Implicit Generative Modeling of Random Noise during Training for Adversarial Robustness
This addresses the problem of adversarial vulnerability in machine learning models, offering an incremental improvement by extending robustness beyond standard adversarial training in both white-box and black-box scenarios.
The paper tackles adversarial robustness in neural networks by introducing Noise-based prior Learning (NoL), which implicitly models random noise during training to improve understanding of the data manifold, resulting in models that perform well against a wide range of attacks and enhance robustness when combined with adversarial training.

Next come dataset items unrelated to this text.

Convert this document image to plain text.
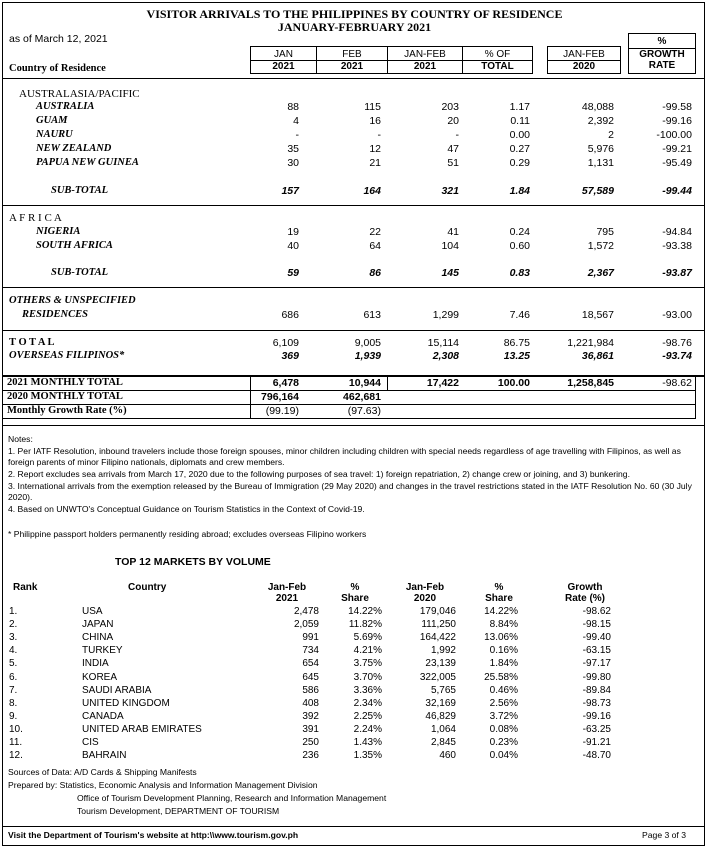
VISITOR ARRIVALS TO THE PHILIPPINES BY COUNTRY OF RESIDENCE
JANUARY-FEBRUARY 2021
as of March 12, 2021
JAN
2021
FEB
2021
JAN-FEB
2021
% OF
TOTAL
JAN-FEB
2020
%
GROWTH
RATE
Country of Residence
AUSTRALASIA/PACIFIC
AUSTRALIA	88	115	203	1.17	48,088	-99.58
GUAM	4	16	20	0.11	2,392	-99.16
NAURU	-	-	-	0.00	2	-100.00
NEW ZEALAND	35	12	47	0.27	5,976	-99.21
PAPUA NEW GUINEA	30	21	51	0.29	1,131	-95.49
SUB-TOTAL	157	164	321	1.84	57,589	-99.44
A F R I C A
NIGERIA	19	22	41	0.24	795	-94.84
SOUTH AFRICA	40	64	104	0.60	1,572	-93.38
SUB-TOTAL	59	86	145	0.83	2,367	-93.87
OTHERS & UNSPECIFIED
RESIDENCES	686	613	1,299	7.46	18,567	-93.00
T O T A L	6,109	9,005	15,114	86.75	1,221,984	-98.76
OVERSEAS FILIPINOS*	369	1,939	2,308	13.25	36,861	-93.74
2021 MONTHLY TOTAL	6,478	10,944	17,422	100.00	1,258,845	-98.62
2020 MONTHLY TOTAL	796,164	462,681
Monthly Growth Rate (%)	(99.19)	(97.63)
Notes:
1. Per IATF Resolution, inbound travelers include those foreign spouses, minor children including children with special needs regardless of age travelling with Filipinos, as well as foreign parents of minor Filipino nationals, diplomats and crew members.
2. Report excludes sea arrivals from March 17, 2020 due to the following purposes of sea travel: 1) foreign repatriation, 2) change crew or joining, and 3) bunkering.
3. International arrivals from the exemption released by the Bureau of Immigration (29 May 2020) and changes in the travel restrictions stated in the IATF Resolution No. 60 (30 July 2020).
4. Based on UNWTO's Conceptual Guidance on Tourism Statistics in the Context of Covid-19.
* Philippine passport holders permanently residing abroad; excludes overseas Filipino workers
TOP 12 MARKETS BY VOLUME
Rank	Country	Jan-Feb
2021
%
Share
Jan-Feb
2020
%
Share
Growth
Rate (%)
1.	USA	2,478	14.22%	179,046	14.22%	-98.62
2.	JAPAN	2,059	11.82%	111,250	8.84%	-98.15
3.	CHINA	991	5.69%	164,422	13.06%	-99.40
4.	TURKEY	734	4.21%	1,992	0.16%	-63.15
5.	INDIA	654	3.75%	23,139	1.84%	-97.17
6.	KOREA	645	3.70%	322,005	25.58%	-99.80
7.	SAUDI ARABIA	586	3.36%	5,765	0.46%	-89.84
8.	UNITED KINGDOM	408	2.34%	32,169	2.56%	-98.73
9.	CANADA	392	2.25%	46,829	3.72%	-99.16
10.	UNITED ARAB EMIRATES	391	2.24%	1,064	0.08%	-63.25
11.	CIS	250	1.43%	2,845	0.23%	-91.21
12.	BAHRAIN	236	1.35%	460	0.04%	-48.70
Sources of Data: A/D Cards & Shipping Manifests
Prepared by: Statistics, Economic Analysis and Information Management Division
Office of Tourism Development Planning, Research and Information Management
Tourism Development, DEPARTMENT OF TOURISM
Visit the Department of Tourism's website at http:\\www.tourism.gov.ph	Page 3 of 3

We introduce a Noise-based prior Learning (NoL) approach for training neural networks that are intrinsically robust to adversarial attacks. We find that the implicit generative modeling of random noise with the same loss function used during posterior maximization, improves a model's understanding of the data manifold furthering adversarial robustness. We evaluate our approach's efficacy and provide a simplistic visualization tool for understanding adversarial data, using Principal Component Analysis. Our analysis reveals that adversarial robustness, in general, manifests in models with higher variance along the high-ranked principal components. We show that models learnt with our approach perform remarkably well against a wide-range of attacks. Furthermore, combining NoL with state-of-the-art adversarial training extends the robustness of a model, even beyond what it is adversarially trained for, in both white-box and black-box attack scenarios.